Sometime between the ages of 45 and 55, most women begin their journey to menopause (although for some women it can start even in their 30s). For each woman, the journey is unique. Some will notice no symptoms whatsoever, other than the absence of their monthly period, but for many (upwards of 75 percent of women or more), symptoms ranging from hot flashes and weight gain to mood swings and depression surface.

Leading a healthy lifestyle, including eating healthy, relieving stress and regular exercise, is one of the best ways to breeze through menopause.

Ironically, by definition menopause lasts only one day. The term refers to the day you haven’t had a period for 12 months in a row. The rest of the time you’ve been treading through night sweats, irritability and the myriad of other menopause symptoms is actually perimenopause, which refers to the time leading up to menopause along with the year after.

What are the Signs of Perimenopause?

In the time leading up to menopause, you may experience one or more of the following symptoms (and they may change or come and go), according to the U.S. Department of Health and Human Services:

  • Changes in pattern of periods (shorter or longer, lighter or heavier, more or less time between periods)

  • Hot flashes (sudden rush of heat in upper body)

  • Night sweats (hot flashes that happen while you sleep), often followed by a chill

  • Trouble sleeping through the night (with or without night sweats)

  • Vaginal dryness

  • Mood changes, feeling crabby (probably because of lack of sleep)

  • Trouble focusing, feeling mixed-up or confused, forgetfulness 

  • Hair loss or thinning on your head, more hair growth on your face

Further, menopause results in lowered estrogen levels (by the time a woman reaches menopause, her estrogen levels may drop 40-60 percent) that impact your body in multiple ways. Because of this, after menopause women are more likely to experience:

  • Osteoporosis (women lose an average of 25 percent of their bone mass from menopause to age 60)

  • Heart disease

  • Poor bladder function

  • Deterioration in vision

  • Increased wrinkling of the skin

  • Poor muscle power and tone

  • Poor brain function and increased risk of Alzheimer’s disease

You do not, however, have to simply suffer in silence or feel that menopause signals and end to your vim and vigor. On the contrary, many women really come into their greatness after menopause, and there are many strategies at your disposal to help you relieve perimenopausal symptoms and enhance your well-being for many years to come.

Is Hormone Replacement Therapy the Answer?

Prior to 2002, about 30 percent of women took Hormone Replacement Therapy (HRT), often after being reassured by their doctors that the therapy would not only relieve their menopause symptoms but also help prevent heart disease.

However, this type of therapy is no longer widely recommended as study results came out showing the therapy not only significantly increased the risk of breast cancer, but heart disease, stroke, blood clots and dementia as well.

The dangers of HRT (synthetic estrogen and progestin (synthetic progesterone) first came out due to the government-funded Women’s Health Initiative (WHI) study.
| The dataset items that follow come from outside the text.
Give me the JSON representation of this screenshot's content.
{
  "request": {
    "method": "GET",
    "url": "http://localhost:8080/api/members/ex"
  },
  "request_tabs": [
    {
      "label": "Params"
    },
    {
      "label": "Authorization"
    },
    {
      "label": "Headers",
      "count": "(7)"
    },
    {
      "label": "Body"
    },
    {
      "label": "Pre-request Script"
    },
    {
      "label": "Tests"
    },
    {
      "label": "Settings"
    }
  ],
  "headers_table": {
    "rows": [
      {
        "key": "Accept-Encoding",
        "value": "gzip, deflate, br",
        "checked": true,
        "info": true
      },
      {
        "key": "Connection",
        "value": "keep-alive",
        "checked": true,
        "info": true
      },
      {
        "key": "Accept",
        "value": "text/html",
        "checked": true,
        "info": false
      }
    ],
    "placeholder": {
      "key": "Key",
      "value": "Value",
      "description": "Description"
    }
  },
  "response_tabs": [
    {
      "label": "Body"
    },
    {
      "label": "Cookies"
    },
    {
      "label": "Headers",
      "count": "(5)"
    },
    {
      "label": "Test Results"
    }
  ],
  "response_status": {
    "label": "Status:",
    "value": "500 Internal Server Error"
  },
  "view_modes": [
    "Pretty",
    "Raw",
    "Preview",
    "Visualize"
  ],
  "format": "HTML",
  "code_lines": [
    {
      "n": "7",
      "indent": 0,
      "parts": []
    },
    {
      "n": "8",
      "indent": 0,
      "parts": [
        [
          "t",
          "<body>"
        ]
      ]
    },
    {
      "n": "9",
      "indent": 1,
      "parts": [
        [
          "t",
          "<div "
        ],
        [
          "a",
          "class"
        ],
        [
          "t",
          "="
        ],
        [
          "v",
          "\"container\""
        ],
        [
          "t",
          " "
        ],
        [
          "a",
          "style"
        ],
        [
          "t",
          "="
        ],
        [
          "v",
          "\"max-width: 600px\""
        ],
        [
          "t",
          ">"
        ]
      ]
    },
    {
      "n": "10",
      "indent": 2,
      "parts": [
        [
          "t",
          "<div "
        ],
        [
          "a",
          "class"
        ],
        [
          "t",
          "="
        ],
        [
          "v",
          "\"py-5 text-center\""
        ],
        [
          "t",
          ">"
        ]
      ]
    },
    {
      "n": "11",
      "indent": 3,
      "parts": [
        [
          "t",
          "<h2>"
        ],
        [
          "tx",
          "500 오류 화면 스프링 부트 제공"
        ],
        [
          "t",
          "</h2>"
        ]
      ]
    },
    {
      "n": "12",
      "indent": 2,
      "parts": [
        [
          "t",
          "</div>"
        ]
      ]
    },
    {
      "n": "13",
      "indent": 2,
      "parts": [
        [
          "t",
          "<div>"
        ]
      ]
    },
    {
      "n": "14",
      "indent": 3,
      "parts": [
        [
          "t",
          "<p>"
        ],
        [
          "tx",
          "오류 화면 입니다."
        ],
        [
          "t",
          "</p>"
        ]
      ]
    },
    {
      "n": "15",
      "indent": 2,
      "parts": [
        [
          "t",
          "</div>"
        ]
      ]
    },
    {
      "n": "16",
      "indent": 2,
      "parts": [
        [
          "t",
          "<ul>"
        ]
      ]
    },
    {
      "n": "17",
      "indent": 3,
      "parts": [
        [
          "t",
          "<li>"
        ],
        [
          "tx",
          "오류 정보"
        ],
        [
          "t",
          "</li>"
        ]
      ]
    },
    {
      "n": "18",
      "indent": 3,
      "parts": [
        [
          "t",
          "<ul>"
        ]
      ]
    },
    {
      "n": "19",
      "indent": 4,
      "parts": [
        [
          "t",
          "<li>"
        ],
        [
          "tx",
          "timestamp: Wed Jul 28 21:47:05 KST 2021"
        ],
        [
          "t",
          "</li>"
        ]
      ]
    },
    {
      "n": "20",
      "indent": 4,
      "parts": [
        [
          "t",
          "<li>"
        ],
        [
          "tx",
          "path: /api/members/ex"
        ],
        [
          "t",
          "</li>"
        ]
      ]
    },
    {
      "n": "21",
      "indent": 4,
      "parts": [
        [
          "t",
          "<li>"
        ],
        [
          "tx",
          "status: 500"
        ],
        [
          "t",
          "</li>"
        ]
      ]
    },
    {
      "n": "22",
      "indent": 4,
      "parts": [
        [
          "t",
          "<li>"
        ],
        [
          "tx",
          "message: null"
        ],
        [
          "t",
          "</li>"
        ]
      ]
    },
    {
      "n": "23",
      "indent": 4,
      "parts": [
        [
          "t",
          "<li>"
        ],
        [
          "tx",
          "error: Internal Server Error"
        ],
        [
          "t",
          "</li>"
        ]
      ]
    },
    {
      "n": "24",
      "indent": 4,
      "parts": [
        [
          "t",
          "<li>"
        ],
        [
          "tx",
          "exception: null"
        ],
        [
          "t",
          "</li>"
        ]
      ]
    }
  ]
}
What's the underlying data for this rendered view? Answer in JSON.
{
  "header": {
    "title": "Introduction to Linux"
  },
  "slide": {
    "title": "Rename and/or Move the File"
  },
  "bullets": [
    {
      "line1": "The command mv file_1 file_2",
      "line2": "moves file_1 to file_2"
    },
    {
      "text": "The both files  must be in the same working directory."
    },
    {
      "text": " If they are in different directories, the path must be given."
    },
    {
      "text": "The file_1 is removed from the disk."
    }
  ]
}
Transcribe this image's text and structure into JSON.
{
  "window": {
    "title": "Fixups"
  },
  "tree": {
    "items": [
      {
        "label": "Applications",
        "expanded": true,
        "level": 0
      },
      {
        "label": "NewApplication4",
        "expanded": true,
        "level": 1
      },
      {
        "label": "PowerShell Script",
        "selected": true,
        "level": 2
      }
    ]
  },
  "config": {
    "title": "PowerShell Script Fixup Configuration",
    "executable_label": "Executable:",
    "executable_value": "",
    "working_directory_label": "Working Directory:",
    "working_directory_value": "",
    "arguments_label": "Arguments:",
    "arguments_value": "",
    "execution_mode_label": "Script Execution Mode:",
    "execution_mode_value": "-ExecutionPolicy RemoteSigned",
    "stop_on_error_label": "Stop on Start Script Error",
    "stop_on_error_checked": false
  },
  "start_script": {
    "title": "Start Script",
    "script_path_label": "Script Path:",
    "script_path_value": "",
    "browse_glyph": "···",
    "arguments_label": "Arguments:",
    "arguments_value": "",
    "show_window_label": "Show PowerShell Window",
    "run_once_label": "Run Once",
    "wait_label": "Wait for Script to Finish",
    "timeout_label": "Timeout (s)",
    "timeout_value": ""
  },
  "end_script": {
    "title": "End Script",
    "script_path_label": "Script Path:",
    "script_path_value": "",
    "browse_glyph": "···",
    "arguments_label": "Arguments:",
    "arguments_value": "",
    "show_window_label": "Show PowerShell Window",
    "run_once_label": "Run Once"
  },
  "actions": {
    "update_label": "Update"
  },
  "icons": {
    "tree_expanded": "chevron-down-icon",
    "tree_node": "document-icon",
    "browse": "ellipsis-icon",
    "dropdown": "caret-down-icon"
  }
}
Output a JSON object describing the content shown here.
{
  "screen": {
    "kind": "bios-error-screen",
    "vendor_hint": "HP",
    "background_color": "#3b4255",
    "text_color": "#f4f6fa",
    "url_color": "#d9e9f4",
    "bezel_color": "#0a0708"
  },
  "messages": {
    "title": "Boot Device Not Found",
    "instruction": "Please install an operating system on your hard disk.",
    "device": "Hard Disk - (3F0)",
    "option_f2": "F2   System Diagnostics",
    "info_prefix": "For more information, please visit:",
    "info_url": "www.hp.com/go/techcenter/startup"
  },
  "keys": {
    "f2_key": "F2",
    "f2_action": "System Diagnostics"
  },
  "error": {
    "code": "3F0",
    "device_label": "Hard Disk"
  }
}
Launched in 1991, the study was intended to test the effects of postmenopausal hormone therapy on the risk of diseases, however it was stopped early when the serious risks came to light.

Compared to women taking a placebo, those who took estrogen plus progestin HRT had an:

  • Increased risk of breast cancer

  • Increased risk of heart attack

  • Increased risk of stroke

  • Increased risk of blood clots

  • Increased risk of dementia

The findings were widely publicized and word spread fast to many women currently taking the synthetic hormones. Even the FDA released a statement pointing out that the risks of HRT exceeded the benefits:

“On May 31, 2002, the WHI study of conjugated estrogens 0.625 mg/day, plus medroxyprogesterone acetate 2.5 mg/day in postmenopausal women was stopped after a mean of 5.2 years of follow-up because the test statistic for invasive breast cancer exceeded the stopping boundary for this adverse effect and the global index statistic supported risks exceeding benefits.”

Fortunately, the number of women using HRT dropped by half when the study results came out, and in 2003, just one year after millions of women stopped HRT, breast cancer rates had already fallen by 7 percent -- which amounted to about 14,000 fewer cases of breast cancer that year alone!

Natural Bioidentical Hormones: What You Need to Know

Many experts recommend natural, bioidentical hormones such as estriol as a safe alternative to synthetic varieties. Chemically identical to the hormones produced in your body, bioidentical hormones are typically produced by a compounding pharmacist.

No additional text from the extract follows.